Joy looked around the office one last time before she walked out and stood on the landing outside her house. The sun was just peeking out from the opposite shore of the St. Croix, obscured by a light fog. It was going to be a hot day.
She made it back inside before she started to cry. She doubled over with grief, sobbing like a child, but not caring. She took a few steps in the direction of her living room before giving up and dropping to her knees on the floor.
She had first met Martin about a year after her father had died. Even seven years later, Joy hadn’t recovered from her father’s death. She had thought for a while that the world would eventually fill in that hole, like a vacuum, but apparently grief was an unnatural phenomenon. Raymond Wilkins’s absence had substance. As a child, whenever Joy heard her father return home from a three- or four-day trip in the middle of the night, she would sneak out of her room and crawl into her parents’ bed. Her mother was an oncology nurse who often worked nights and always slept badly; she discouraged Joy and her sister and brother from sleeping with her when her husband was gone. But Ray Wilkins loved to crowd his children into the king-size bed: elbows and knees pressing into backs, drool dripping on shoulders, snoring waking everyone up. When their mother worked the night shift he would keep them up late, telling silly jokes or listening to them talk about their day.
As Joy got older the bed became too crowded, and she came to want her own space, but she had remained close with her
father. For a long time he was her closest friend. It wasn’t until her late teens that she could read auras well enough to counterbalance her face blindness, and other kids often assumed that she was either slow or snobby because she couldn’t recognize them from day to day. A girl she was friendly with one day might wear pants instead of a dress the next day, or put her hair up in a ponytail, and become unrecognizable. But her father was always the same. He always smelled the same, he always had the same haircut, and he always called her “Pride ’n’ Joy.” His aura was always a bright emerald green.
Joy loved her mother as well, but she was more changeable. She had always been moody and dissatisfied. She took up hobbies and friends and fashions and then lost interest and dropped them, staying in on her days off and sipping white wine while she read magazines about famous people. Her aura tended to dark greens tinged with gray. Joy didn’t claim to understand her mother, but after years of psychology classes her theory was that Marsha Wilkins was an introverted person who needed more solitude than she got at home, and didn’t know how to get it. Now that her husband was gone and her children had moved out, she was happier, and Joy had to admit that she resented her for it.

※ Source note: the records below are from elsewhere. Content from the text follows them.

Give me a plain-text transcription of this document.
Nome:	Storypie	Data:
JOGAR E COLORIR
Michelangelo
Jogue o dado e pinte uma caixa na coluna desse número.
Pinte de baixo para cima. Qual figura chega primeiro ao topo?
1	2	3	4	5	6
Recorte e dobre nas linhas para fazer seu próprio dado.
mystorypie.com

Ray Wilkins had suffered a heart attack at the yards and died before the ambulance arrived. He’d just turned fifty-one. It was too young, and Joy had never been able to process it. She’d cried, but she still woke up aching to hear his voice, to sit in his lap and smell his sweat.
Martin Shil was nothing like her father except in one way: consistency. His suits were all of the same style, and he wore them in a regular rotation; he never wore hats; he saw his barber every Monday like clockwork. His accent was faint but distinctive. He always crossed his legs and folded his hands in the exact same way. All that, and he took a genuine interest in her. He convinced her that her face blindness would not be a barrier to working for the FBMA, and he made sure that it was true. He invited her to dine at his house with himself and his wife. He always invited her over for Thanksgiving, even though Joy usually went home to see her mother.
She knew that she was grieving as much for her father, still, as she was for Martin. She felt guilty for that. But she consoled herself that it was also a compliment, because they were the two best men she had ever known.